Damn, that’s a fine opening! And the rest of this post by Alex is pretty darn great too. He’s absolutely right in calling out the fetishisation of developer experience at the expense of user needs:
The swap is executed by implying that by making things better for developers, users will eventually benefit equivalently. The unstated agreement is that developers share all of the same goals with the same intensity as end users and even managers. This is not true.
I have a feeling that this will be a very bitter pill for many developers to swallow:
If one views the web as a way to address a fixed market of existing, wealthy web users, then it’s reasonable to bias towards richness and lower production costs. If, on the other hand, our primary challenge is in growing the web along with the growth of computing overall, the ability to reasonably access content bumps up in priority. If you believe the web’s future to be at risk due to the unusability of most web experiences for most users, then discussion of developer comfort that isn’t tied to demonstrable gains for marginalized users is at best misguided.
Oh,captain, my captain!
Tools that cost the poorest users to pay wealthy developers are bunk.
This checklist came in very handy during a performance-related workshop I was running today (I may have said the sentence “Always ask yourself What Would Zach Do?”).
- Start Important Font Downloads Earlier (Start a Web Font load)
- Prioritize Readable Text (Behavior while a Web Font is loading)
- Make Fonts Smaller (Reduce Web Font load time)
- Reduce Movement during Page Load (Behavior after a Web Font has loaded)
The first two are really straightforward to implement (with
font-display). The second two take more work (with subsetting and the font loading API).
A step-by-step walkthrough of a really useful service worker pattern: allowing users to save articles for offline reading at the click of a button (kind of like adding the functionality of Instapaper or Pocket to your own site).
I had a great time chatting with Lea and Emily about service workers on this episode of their podcast—they’re such great hosts!
Here’s the huffduffed audio.
A web of anxiety: accessibility for people with anxiety and panic disorders [Part 1] | The Paciello Group – Your Accessibility Partner (WCAG 2.0/508 audits, VPAT, usability and accessible user experience)
Enumerating the anti-patterns that cause serious user experience issues that don’t get nearly enough attention:
While such intrusions can be a source of irritation or even stress for many people, they may be complete showstoppers for people with anxiety or panic disorders.

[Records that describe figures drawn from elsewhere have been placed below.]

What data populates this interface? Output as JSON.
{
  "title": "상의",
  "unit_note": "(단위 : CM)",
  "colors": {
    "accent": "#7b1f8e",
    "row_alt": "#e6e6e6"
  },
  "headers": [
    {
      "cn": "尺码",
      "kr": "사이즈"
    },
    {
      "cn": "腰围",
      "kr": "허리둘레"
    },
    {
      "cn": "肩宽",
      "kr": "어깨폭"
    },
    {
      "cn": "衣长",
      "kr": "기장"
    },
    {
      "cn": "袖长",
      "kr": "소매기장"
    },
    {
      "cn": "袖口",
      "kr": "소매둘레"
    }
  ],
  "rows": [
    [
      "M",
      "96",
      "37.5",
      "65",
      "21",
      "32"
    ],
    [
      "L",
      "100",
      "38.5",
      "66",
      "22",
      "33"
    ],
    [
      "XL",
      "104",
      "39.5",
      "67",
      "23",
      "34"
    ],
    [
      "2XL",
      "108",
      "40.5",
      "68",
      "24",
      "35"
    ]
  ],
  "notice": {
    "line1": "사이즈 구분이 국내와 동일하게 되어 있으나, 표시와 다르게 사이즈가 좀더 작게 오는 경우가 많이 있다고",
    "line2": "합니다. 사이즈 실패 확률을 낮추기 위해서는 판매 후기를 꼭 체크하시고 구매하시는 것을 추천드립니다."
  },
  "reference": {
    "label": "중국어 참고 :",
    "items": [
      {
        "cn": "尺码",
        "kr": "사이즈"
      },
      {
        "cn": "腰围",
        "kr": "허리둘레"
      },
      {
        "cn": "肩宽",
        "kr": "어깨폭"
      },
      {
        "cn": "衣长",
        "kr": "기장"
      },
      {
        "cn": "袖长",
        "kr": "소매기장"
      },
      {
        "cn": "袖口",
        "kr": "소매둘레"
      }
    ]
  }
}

I’m looking forward to reading the follow-up post.
(I was going to say I was anxiously awaiting the follow-up post but …never mind.)
Google hijacking and hosting your AMP pages (in order to pre-render them) is pretty terrible for user experience and security:
I’m trying to establish my company as a legitimate business that can be trusted by a stranger to build software for them. Having google.com reeks of a phishing scam or fly by night operation that couldn’t afford their own domain.